In fantasy land, King Vikram and Vetala may still be trying to win against each other, but in real life, they have joined hands to pull off a major victory against change. They continue to remain on the pages ofChandamama, even though the fortunes of the magazine — synonymous with childhood for several generations of Indians — have fluctuated in recent decades, from being closed down for about a year in the late 1990s to changing hands in 2010. 

What’s, however, more heartening is that the man who created the theme picture for the popular series — showing the sword-wielding King Vikram carrying the corpse on his shoulder through a cremation ground — continues to do illustrations forChandamama, unmindful of the vicissitudes of his own life or that of the magazine. 

Sankar is 87 today: that not only makes him the oldest in the Chandamama team but also the only surviving member of the original team — led by none other than its founder, the legendary B. Nagi Reddi — that steered the multilingual magazine to a combined circulation of nine lakh in the mid-1980s. 

It was at the Muthialpet High School, where Nagi Reddi had also studied, that the drawing teacher discovered Sankar’s talent as an artist and often made him come on Sundays — together they would correct the sketches made by the other boys. “‘Look! I asked them to draw a cat but it looks like a rat. What if the inspector of schools comes tomorrow? We will get a black mark.’ In return he would give me drawing books, pencils and erasers. It was he who advised me, ‘Son, do not go for BA or MA. I know your value. You must join the arts school.’” 
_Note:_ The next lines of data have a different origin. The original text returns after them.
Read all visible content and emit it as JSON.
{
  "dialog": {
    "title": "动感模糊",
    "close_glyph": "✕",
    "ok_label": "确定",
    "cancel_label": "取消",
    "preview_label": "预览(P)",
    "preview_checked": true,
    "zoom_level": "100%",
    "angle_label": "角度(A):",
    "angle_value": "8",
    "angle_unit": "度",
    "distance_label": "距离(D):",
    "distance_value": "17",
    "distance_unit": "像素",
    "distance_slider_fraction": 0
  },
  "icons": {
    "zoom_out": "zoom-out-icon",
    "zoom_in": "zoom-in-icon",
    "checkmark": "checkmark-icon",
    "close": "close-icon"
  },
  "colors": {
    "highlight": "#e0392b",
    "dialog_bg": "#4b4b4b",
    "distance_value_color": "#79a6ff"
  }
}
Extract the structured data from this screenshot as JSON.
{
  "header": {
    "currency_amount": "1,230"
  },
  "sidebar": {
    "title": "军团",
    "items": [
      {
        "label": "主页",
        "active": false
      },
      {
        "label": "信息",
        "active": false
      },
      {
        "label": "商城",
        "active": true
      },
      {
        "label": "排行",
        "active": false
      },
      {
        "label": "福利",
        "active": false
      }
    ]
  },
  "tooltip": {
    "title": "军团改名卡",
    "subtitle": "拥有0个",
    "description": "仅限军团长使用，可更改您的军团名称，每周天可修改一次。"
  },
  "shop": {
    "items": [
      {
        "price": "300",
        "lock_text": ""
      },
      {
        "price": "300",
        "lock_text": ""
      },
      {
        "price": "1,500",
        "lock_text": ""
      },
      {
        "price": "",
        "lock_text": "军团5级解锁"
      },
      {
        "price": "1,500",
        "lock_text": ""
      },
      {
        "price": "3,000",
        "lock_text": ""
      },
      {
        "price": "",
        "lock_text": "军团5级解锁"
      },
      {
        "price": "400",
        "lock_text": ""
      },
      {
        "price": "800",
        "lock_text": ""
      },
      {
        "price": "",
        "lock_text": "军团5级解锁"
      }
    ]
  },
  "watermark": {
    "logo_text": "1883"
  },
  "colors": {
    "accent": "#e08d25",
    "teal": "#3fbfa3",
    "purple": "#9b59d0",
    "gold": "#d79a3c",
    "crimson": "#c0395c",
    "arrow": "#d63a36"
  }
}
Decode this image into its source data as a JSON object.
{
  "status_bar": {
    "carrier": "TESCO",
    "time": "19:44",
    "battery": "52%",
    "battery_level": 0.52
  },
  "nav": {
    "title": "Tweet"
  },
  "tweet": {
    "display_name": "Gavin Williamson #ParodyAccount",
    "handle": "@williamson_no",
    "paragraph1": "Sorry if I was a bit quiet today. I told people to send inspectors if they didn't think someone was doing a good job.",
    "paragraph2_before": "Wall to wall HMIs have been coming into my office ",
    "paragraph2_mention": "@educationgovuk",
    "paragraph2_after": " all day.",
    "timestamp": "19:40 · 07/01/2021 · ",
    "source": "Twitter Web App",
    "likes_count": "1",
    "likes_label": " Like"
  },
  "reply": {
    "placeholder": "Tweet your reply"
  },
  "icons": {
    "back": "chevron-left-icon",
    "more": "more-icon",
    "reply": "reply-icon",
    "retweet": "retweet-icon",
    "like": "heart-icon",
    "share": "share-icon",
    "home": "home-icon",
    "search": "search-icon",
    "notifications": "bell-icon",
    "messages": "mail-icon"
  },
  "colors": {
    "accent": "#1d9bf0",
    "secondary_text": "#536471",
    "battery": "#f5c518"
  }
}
Immediately after passing out, in 1946, he joined the Tamil magazine Kalaimagal on a monthly salary of Rs. 85. By 1952, he was earning Rs. 150, but that wasn’t sufficient to support a large family, so he was also moonlighting for other magazines, making another Rs. 150. That year, Nagi Reddi hired him for Chandamama, on a salary of Rs. 350: on paper it was shown as Rs. 300 only because Chithra, the chief artist, was drawing Rs. 350.
He may have enriched countless childhoods, yet Sankar lives a modest life. But he has heard stories that make him feel rich: his favourite being that of a young shepherd in Orissa, who preserved his hard-earned copy of Chandamama by rolling it up and inserting it into the hollow of a bamboo. “You know, his ambition in life was to be able to draw like Sankar and Chithra,” says Sankar with the excitement of a child.